ABSTRACT
In this study, we aimed to compare the effects of desflurane- N2O and desflurane-fentanyl combinations on hemodynamics, recovery times, volatile anesthetic consumption and costs in low-flow desflurane anesthesia by bispectral index (BIS) monitoring of depth of anesthesia.

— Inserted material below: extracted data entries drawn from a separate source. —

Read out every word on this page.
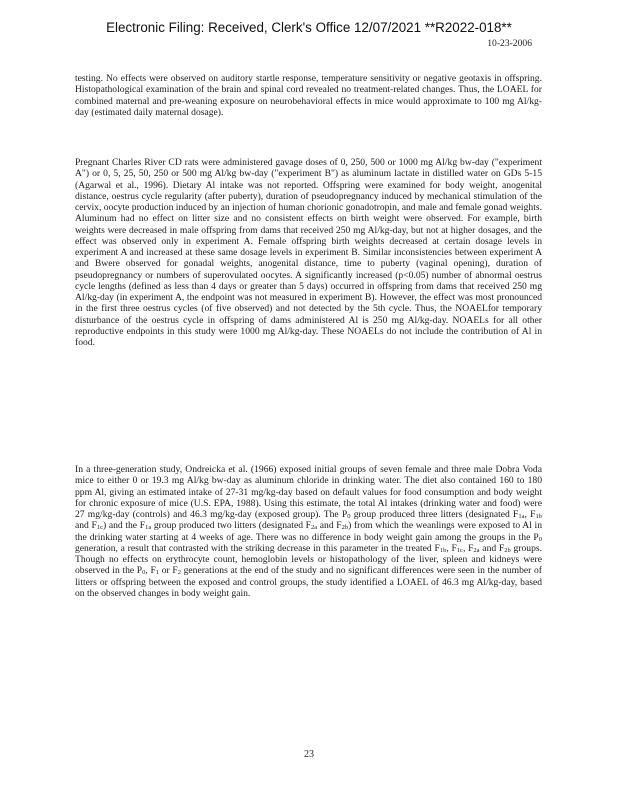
Electronic Filing: Received, Clerk's Office 12/07/2021 **R2022-018**
10-23-2006

testing. No effects were observed on auditory startle response, temperature sensitivity or negative geotaxis in offspring. Histopathological examination of the brain and spinal cord revealed no treatment-related changes. Thus, the LOAEL for combined maternal and pre-weaning exposure on neurobehavioral effects in mice would approximate to 100 mg Al/kg-day (estimated daily maternal dosage).

Pregnant Charles River CD rats were administered gavage doses of 0, 250, 500 or 1000 mg Al/kg bw-day ("experiment A") or 0, 5, 25, 50, 250 or 500 mg Al/kg bw-day ("experiment B") as aluminum lactate in distilled water on GDs 5-15 (Agarwal et al., 1996). Dietary Al intake was not reported. Offspring were examined for body weight, anogenital distance, oestrus cycle regularity (after puberty), duration of pseudopregnancy induced by mechanical stimulation of the cervix, oocyte production induced by an injection of human chorionic gonadotropin, and male and female gonad weights. Aluminum had no effect on litter size and no consistent effects on birth weight were observed. For example, birth weights were decreased in male offspring from dams that received 250 mg Al/kg-day, but not at higher dosages, and the effect was observed only in experiment A. Female offspring birth weights decreased at certain dosage levels in experiment A and increased at these same dosage levels in experiment B. Similar inconsistencies between experiment A and Bwere observed for gonadal weights, anogenital distance, time to puberty (vaginal opening), duration of pseudopregnancy or numbers of superovulated oocytes. A significantly increased (p<0.05) number of abnormal oestrus cycle lengths (defined as less than 4 days or greater than 5 days) occurred in offspring from dams that received 250 mg Al/kg-day (in experiment A, the endpoint was not measured in experiment B). However, the effect was most pronounced in the first three oestrus cycles (of five observed) and not detected by the 5th cycle. Thus, the NOAELfor temporary disturbance of the oestrus cycle in offspring of dams administered Al is 250 mg Al/kg-day. NOAELs for all other reproductive endpoints in this study were 1000 mg Al/kg-day. These NOAELs do not include the contribution of Al in food.

In a three-generation study, Ondreicka et al. (1966) exposed initial groups of seven female and three male Dobra Voda mice to either 0 or 19.3 mg Al/kg bw-day as aluminum chloride in drinking water. The diet also contained 160 to 180 ppm Al, giving an estimated intake of 27-31 mg/kg-day based on default values for food consumption and body weight for chronic exposure of mice (U.S. EPA, 1988). Using this estimate, the total Al intakes (drinking water and food) were 27 mg/kg-day (controls) and 46.3 mg/kg-day (exposed group). The $P_0$ group produced three litters (designated $F_{1a}$, $F_{1b}$ and $F_{1c}$) and the $F_{1a}$ group produced two litters (designated $F_{2a}$ and $F_{2b}$) from which the weanlings were exposed to Al in the drinking water starting at 4 weeks of age. There was no difference in body weight gain among the groups in the $P_0$ generation, a result that contrasted with the striking decrease in this parameter in the treated $F_{1b}$, $F_{1c}$, $F_{2a}$ and $F_{2b}$ groups. Though no effects on erythrocyte count, hemoglobin levels or histopathology of the liver, spleen and kidneys were observed in the $P_0$, $F_1$ or $F_2$ generations at the end of the study and no significant differences were seen in the number of litters or offspring between the exposed and control groups, the study identified a LOAEL of 46.3 mg Al/kg-day, based on the observed changes in body weight gain.

23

Methods: After approval of ethics committee and obtaining patient consents, 60 patients were divided into two equal groups randomly. Non-invasive blood pressure measurement, ECG, SpO2 and BIS were monitored. All patients received 10 L .min-1 100% oxygen with mask for 5 minute before intubation. 2 mg.kg-1 propofol, 2 μg.kg-1 fentanyl and 0.6 mg.kg-1 rocuronium bromide were administered at induction in both groups. Desfluran 6% was chosen for anesthesia maintenance. Group 1 received 50% O2-N2O mixture in 6 L.min-1 and Group 2 received 50% O2-air mixture in 6 L.min-1 as carrier gas. Low-flow anesthesia (1 L.min-1) was started after a 10-min period of initial high flow (6 L.min-1 ). In Group 2, infusion of fentanyl was begun in 1 μg.kg.hour-1 rate. Desflurane level was adjusted at a main BIS value of 40-60. Blood pressure, heart rate, FiO2, etO2, FiN22, EtN2O, FiCO2, EtCO2, Fidesfluran and Etdesflurane were recorded.

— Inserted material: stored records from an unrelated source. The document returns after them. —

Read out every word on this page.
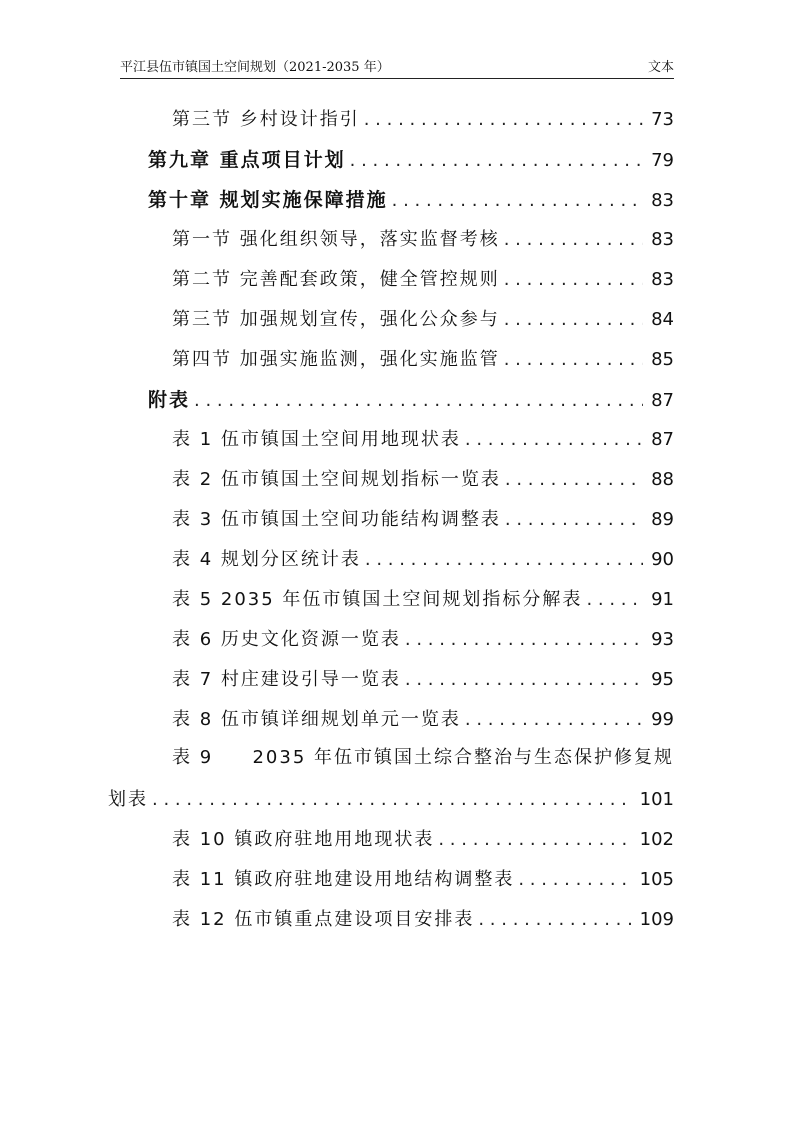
平江县伍市镇国土空间规划（2021-2035 年）	文本
第三节 乡村设计指引 . . .	73
第九章 重点项目计划 . . .	79
第十章 规划实施保障措施 . . .	83
第一节 强化组织领导，落实监督考核 . . .	83
第二节 完善配套政策，健全管控规则 . . .	83
第三节 加强规划宣传，强化公众参与 . . .	84
第四节 加强实施监测，强化实施监管 . . .	85
附表 . . .	87
表 1 伍市镇国土空间用地现状表 . . .	87
表 2 伍市镇国土空间规划指标一览表 . . .	88
表 3 伍市镇国土空间功能结构调整表 . . .	89
表 4 规划分区统计表 . . .	90
表 5 2035 年伍市镇国土空间规划指标分解表 . . .	91
表 6 历史文化资源一览表 . . .	93
表 7 村庄建设引导一览表 . . .	95
表 8 伍市镇详细规划单元一览表 . . .	99
表 9 2035 年伍市镇国土综合整治与生态保护修复规
划表 . . .	101
表 10 镇政府驻地用地现状表 . . .	102
表 11 镇政府驻地建设用地结构调整表 . . .	105
表 12 伍市镇重点建设项目安排表 . . .	109
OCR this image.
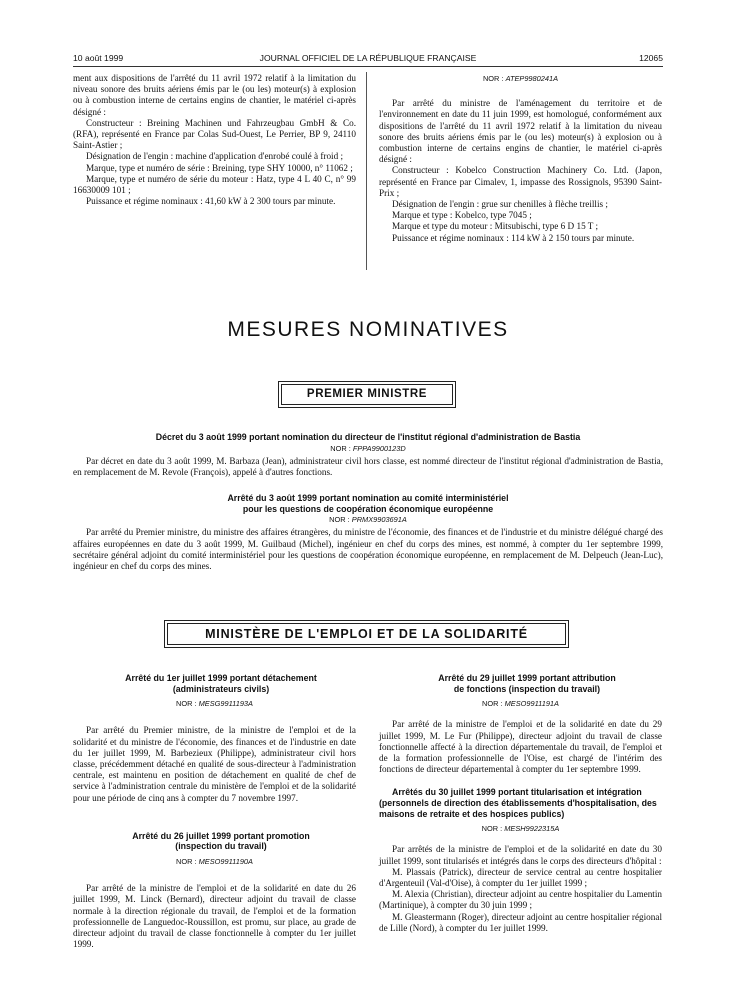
10 août 1999	JOURNAL OFFICIEL DE LA RÉPUBLIQUE FRANÇAISE	12065

ment aux dispositions de l'arrêté du 11 avril 1972 relatif à la limitation du niveau sonore des bruits aériens émis par le (ou les) moteur(s) à explosion ou à combustion interne de certains engins de chantier, le matériel ci-après désigné :

Constructeur : Breining Machinen und Fahrzeugbau GmbH & Co. (RFA), représenté en France par Colas Sud-Ouest, Le Perrier, BP 9, 24110 Saint-Astier ;

Désignation de l'engin : machine d'application d'enrobé coulé à froid ;

Marque, type et numéro de série : Breining, type SHY 10000, n° 11062 ;

Marque, type et numéro de série du moteur : Hatz, type 4 L 40 C, n° 99 16630009 101 ;

Puissance et régime nominaux : 41,60 kW à 2 300 tours par minute.

NOR : ATEP9980241A

Par arrêté du ministre de l'aménagement du territoire et de l'environnement en date du 11 juin 1999, est homologué, conformément aux dispositions de l'arrêté du 11 avril 1972 relatif à la limitation du niveau sonore des bruits aériens émis par le (ou les) moteur(s) à explosion ou à combustion interne de certains engins de chantier, le matériel ci-après désigné :

Constructeur : Kobelco Construction Machinery Co. Ltd. (Japon, représenté en France par Cimalev, 1, impasse des Rossignols, 95390 Saint-Prix ;

Désignation de l'engin : grue sur chenilles à flèche treillis ;

Marque et type : Kobelco, type 7045 ;

Marque et type du moteur : Mitsubischi, type 6 D 15 T ;

Puissance et régime nominaux : 114 kW à 2 150 tours par minute.

MESURES NOMINATIVES
PREMIER MINISTRE

Décret du 3 août 1999 portant nomination du directeur de l'institut régional d'administration de Bastia

NOR : FPPA9900123D

Par décret en date du 3 août 1999, M. Barbaza (Jean), administrateur civil hors classe, est nommé directeur de l'institut régional d'administration de Bastia, en remplacement de M. Revole (François), appelé à d'autres fonctions.

Arrêté du 3 août 1999 portant nomination au comité interministériel

pour les questions de coopération économique européenne

NOR : PRMX9903691A

Par arrêté du Premier ministre, du ministre des affaires étrangères, du ministre de l'économie, des finances et de l'industrie et du ministre délégué chargé des affaires européennes en date du 3 août 1999, M. Guilbaud (Michel), ingénieur en chef du corps des mines, est nommé, à compter du 1er septembre 1999, secrétaire général adjoint du comité interministériel pour les questions de coopération économique européenne, en remplacement de M. Delpeuch (Jean-Luc), ingénieur en chef du corps des mines.

MINISTÈRE DE L'EMPLOI ET DE LA SOLIDARITÉ

Arrêté du 1er juillet 1999 portant détachement

(administrateurs civils)

NOR : MESG9911193A

Par arrêté du Premier ministre, de la ministre de l'emploi et de la solidarité et du ministre de l'économie, des finances et de l'industrie en date du 1er juillet 1999, M. Barbezieux (Philippe), administrateur civil hors classe, précédemment détaché en qualité de sous-directeur à l'administration centrale, est maintenu en position de détachement en qualité de chef de service à l'administration centrale du ministère de l'emploi et de la solidarité pour une période de cinq ans à compter du 7 novembre 1997.

Arrêté du 26 juillet 1999 portant promotion

(inspection du travail)

NOR : MESO9911190A

Par arrêté de la ministre de l'emploi et de la solidarité en date du 26 juillet 1999, M. Linck (Bernard), directeur adjoint du travail de classe normale à la direction régionale du travail, de l'emploi et de la formation professionnelle de Languedoc-Roussillon, est promu, sur place, au grade de directeur adjoint du travail de classe fonctionnelle à compter du 1er juillet 1999.

Arrêté du 29 juillet 1999 portant attribution

de fonctions (inspection du travail)

NOR : MESO9911191A

Par arrêté de la ministre de l'emploi et de la solidarité en date du 29 juillet 1999, M. Le Fur (Philippe), directeur adjoint du travail de classe fonctionnelle affecté à la direction départementale du travail, de l'emploi et de la formation professionnelle de l'Oise, est chargé de l'intérim des fonctions de directeur départemental à compter du 1er septembre 1999.

Arrêtés du 30 juillet 1999 portant titularisation et intégration (personnels de direction des établissements d'hospitalisation, des maisons de retraite et des hospices publics)

NOR : MESH9922315A

Par arrêtés de la ministre de l'emploi et de la solidarité en date du 30 juillet 1999, sont titularisés et intégrés dans le corps des directeurs d'hôpital :

M. Plassais (Patrick), directeur de service central au centre hospitalier d'Argenteuil (Val-d'Oise), à compter du 1er juillet 1999 ;

M. Alexia (Christian), directeur adjoint au centre hospitalier du Lamentin (Martinique), à compter du 30 juin 1999 ;

M. Gleastermann (Roger), directeur adjoint au centre hospitalier régional de Lille (Nord), à compter du 1er juillet 1999.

There were no significant differences between the two groups in terms of heart rate, arterial blood pressure, settings of desfluran and recovery time. BIS values (p<0.001) and anesthetic agent costs (p<0.001) were higher in Group 2.
Using fentanyl infusion instead of nitrous oxide in low flow-anesthesia with desflurane did not alter the hemodynamic parameters. Fentanyl infusion with medical air-oxygen as carrier gas is an alternative technique, but increases BIS values and anesthetic agent costs.